The International Energy Agency (IEA) released its annual report today, and it predicts we're in a heap of trouble, people.

The world will need to invest $26.3 trillion between now and 2030 to boost energy supplies to meet an expected 45 percent increase in energy demand in that year from today's level. That's over $1 trillion a year and lags in investment could cause crunches in supply and price spikes (see IEA report).

Greenhouse gases are going to be difficult to contain. To stabilize CO2 concentrations at 550 million parts per billion, far higher than today's 380 ppm-ish level, will require an additional $4.1 trillion invested in solar, wind, nuclear and other clean sources of electricity, the report said. That rise in CO2 concentrations, however, will lead to a 3 degree Celsius rise in average global temperatures. Coal will be the fastest growing fuel in absolute terms during the same period, and gas will remain the staple fuel for transportation. Fossil fuels will still likely account for 80 percent of the world's energy, only slightly down from earlier projections.

To keep greenhouse gases down to 450 ppm, which would only cause a 2 degree Celsius hike in average temperature, will require $9.1 million in investment.

On the positive side, increased energy efficiency could also save $7 trillion in fuel costs. A slower economy and move to alternative fuels is also crimping the rising demand for petroleum. The IEA now expects worldwide demand for oil to come in at 106 million barrels per day in 2030, 10 million less than last year. Currently, the world consumes about 85 million barrels a day.

Nonetheless, we're on a collision course with ourselves.

"Current trends in energy supply and consumption are patently unsustainable –environmentally, economically and socially – they can and must be altered," said Nobuo Tanaka, Executive Director of the International Energy in a prepared statement. "Rising imports of oil and gas into OECD (Organization of Economic Development) regions and developing Asia, together with the growing concentration of production in a small number of countries, would increase our susceptibility to supply disruptions and sharp price hikes. At the same time, greenhouse-gas emissions would be driven up inexorably, putting the world on track for an eventual global temperature increase of up to 6 [degrees] centigrade."

Most of the increase in demand for fossil fuels over the next few decades will come from China, India, the Middle East and developing regions. China and India, in fact, will account for over half of the incremental demand. Cities will also gobble up more fuel, rising from two-thirds of total consumption today to three-quarters of consumption by 2030.

OPEC will also become more powerful.

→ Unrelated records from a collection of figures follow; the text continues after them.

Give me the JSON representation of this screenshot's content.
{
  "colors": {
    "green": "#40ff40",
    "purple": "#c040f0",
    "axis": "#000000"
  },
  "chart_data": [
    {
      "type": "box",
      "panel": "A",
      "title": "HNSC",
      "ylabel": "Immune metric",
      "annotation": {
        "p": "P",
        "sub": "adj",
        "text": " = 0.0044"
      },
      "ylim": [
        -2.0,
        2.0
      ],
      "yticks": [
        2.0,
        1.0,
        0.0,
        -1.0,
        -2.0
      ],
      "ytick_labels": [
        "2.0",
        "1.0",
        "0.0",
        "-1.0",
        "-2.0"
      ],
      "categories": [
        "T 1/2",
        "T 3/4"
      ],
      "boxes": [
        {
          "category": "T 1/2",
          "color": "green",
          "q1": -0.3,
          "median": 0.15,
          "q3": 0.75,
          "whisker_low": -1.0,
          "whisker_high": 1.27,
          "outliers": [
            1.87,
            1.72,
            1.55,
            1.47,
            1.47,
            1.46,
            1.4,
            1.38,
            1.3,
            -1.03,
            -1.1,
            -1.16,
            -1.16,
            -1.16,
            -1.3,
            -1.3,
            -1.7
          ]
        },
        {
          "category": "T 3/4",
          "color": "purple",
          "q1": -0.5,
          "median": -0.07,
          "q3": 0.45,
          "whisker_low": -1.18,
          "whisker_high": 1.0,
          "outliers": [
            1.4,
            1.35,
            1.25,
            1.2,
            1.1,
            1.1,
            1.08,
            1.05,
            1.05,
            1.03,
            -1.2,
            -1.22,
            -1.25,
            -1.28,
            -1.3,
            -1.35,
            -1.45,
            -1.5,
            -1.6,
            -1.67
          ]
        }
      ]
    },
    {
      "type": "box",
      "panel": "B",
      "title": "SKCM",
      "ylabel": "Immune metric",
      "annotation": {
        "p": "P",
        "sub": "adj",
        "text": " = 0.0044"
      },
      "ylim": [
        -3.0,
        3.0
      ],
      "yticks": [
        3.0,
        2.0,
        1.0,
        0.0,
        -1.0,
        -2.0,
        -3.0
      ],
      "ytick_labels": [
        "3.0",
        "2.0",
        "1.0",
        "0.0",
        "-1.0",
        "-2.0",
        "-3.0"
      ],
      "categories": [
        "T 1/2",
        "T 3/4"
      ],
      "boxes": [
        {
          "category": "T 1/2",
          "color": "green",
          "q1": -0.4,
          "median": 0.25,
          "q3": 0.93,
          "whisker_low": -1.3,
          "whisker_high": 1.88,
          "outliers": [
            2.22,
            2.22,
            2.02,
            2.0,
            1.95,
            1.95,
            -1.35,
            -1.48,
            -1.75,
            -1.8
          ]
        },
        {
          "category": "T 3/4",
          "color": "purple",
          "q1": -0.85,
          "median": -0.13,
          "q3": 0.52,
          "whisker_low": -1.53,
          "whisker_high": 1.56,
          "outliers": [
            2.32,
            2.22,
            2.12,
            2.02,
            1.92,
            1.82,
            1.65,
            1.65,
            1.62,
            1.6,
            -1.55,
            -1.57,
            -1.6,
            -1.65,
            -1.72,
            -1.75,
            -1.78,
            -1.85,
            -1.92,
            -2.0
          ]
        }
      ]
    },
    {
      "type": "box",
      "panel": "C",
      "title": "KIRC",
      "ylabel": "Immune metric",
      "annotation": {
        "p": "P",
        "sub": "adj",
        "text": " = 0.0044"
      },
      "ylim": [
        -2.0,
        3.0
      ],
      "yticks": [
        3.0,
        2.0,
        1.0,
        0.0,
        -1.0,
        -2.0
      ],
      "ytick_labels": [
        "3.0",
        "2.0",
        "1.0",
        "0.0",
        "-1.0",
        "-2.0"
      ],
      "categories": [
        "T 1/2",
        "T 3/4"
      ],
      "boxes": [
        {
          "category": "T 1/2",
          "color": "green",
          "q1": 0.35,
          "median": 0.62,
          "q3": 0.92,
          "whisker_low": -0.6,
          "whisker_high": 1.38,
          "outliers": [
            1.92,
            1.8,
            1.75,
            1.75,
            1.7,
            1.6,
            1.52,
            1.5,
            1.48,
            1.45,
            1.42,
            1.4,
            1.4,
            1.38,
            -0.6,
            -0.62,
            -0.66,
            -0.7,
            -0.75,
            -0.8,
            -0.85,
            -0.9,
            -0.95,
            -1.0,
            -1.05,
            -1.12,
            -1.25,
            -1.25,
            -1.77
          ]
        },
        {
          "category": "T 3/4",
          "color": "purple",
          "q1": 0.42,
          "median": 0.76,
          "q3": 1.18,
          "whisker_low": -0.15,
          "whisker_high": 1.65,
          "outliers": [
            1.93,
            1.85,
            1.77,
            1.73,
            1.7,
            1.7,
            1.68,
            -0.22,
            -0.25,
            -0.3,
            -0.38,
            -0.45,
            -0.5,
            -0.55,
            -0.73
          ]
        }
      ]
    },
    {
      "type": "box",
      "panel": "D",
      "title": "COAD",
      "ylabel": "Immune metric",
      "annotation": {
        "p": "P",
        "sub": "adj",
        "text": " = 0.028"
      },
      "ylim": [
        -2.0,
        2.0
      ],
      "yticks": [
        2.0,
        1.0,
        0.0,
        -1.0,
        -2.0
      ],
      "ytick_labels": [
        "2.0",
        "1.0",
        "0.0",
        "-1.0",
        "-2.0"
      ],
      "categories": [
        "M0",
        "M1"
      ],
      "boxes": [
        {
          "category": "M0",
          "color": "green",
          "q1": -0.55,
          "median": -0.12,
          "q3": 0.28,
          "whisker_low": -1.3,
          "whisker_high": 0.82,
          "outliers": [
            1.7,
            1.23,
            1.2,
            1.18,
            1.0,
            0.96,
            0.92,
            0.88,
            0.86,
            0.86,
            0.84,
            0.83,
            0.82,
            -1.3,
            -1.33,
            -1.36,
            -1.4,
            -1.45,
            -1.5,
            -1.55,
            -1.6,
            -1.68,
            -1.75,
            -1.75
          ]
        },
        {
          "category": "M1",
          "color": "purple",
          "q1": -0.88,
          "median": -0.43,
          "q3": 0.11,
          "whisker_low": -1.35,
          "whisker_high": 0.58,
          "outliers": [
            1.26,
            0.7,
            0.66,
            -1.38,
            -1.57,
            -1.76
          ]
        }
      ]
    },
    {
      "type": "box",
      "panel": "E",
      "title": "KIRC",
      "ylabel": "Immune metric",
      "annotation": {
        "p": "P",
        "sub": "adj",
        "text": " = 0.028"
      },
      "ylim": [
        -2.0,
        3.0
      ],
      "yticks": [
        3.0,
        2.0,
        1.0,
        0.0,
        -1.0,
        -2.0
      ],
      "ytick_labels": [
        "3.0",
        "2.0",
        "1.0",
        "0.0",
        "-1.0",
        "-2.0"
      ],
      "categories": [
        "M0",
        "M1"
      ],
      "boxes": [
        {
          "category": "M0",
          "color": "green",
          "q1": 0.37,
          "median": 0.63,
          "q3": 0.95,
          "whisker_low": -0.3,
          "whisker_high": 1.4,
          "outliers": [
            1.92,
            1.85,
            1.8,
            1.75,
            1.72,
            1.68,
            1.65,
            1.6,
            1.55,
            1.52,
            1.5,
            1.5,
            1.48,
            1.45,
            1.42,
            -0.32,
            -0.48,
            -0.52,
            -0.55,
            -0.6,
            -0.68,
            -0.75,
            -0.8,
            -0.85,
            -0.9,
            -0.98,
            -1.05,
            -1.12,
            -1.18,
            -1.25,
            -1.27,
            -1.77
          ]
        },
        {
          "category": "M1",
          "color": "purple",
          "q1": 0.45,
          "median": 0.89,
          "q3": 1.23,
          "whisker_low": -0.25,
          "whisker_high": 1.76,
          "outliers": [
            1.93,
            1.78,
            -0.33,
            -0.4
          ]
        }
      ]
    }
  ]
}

The national oil companies, which are generally members of NATO, will account for 80 percent of the increase in petroleum. As a result, much of the investment will occur in those countries. Nonetheless, it is uncertain if even they will be able to pay for the plants and other facilities that will be required.

"Expanding production in the lowest-cost countries – most of them in OPEC – will be central to meeting the world's oil needs at reasonable cost," the report stated. "The prospect of accelerating declines in production at individual oilfields is adding to these uncertainties. The findings of an unprecedented field-by-field analysis of the historical production trends of 800 oilfields indicate that decline rates are likely to rise significantly in the long term, from an average of 6.7 percent today to 8.6 percent in 2030.

"Despite all the attention that is given to demand growth, decline rates are actually a far more important determinant of investment needs. Even if oil demand was to remain flat to 2030, 45 million barrels a day of gross capacity – roughly four times the current capacity of Saudi Arabia – would need to be built by 2030 just to offset the effect of oilfield decline."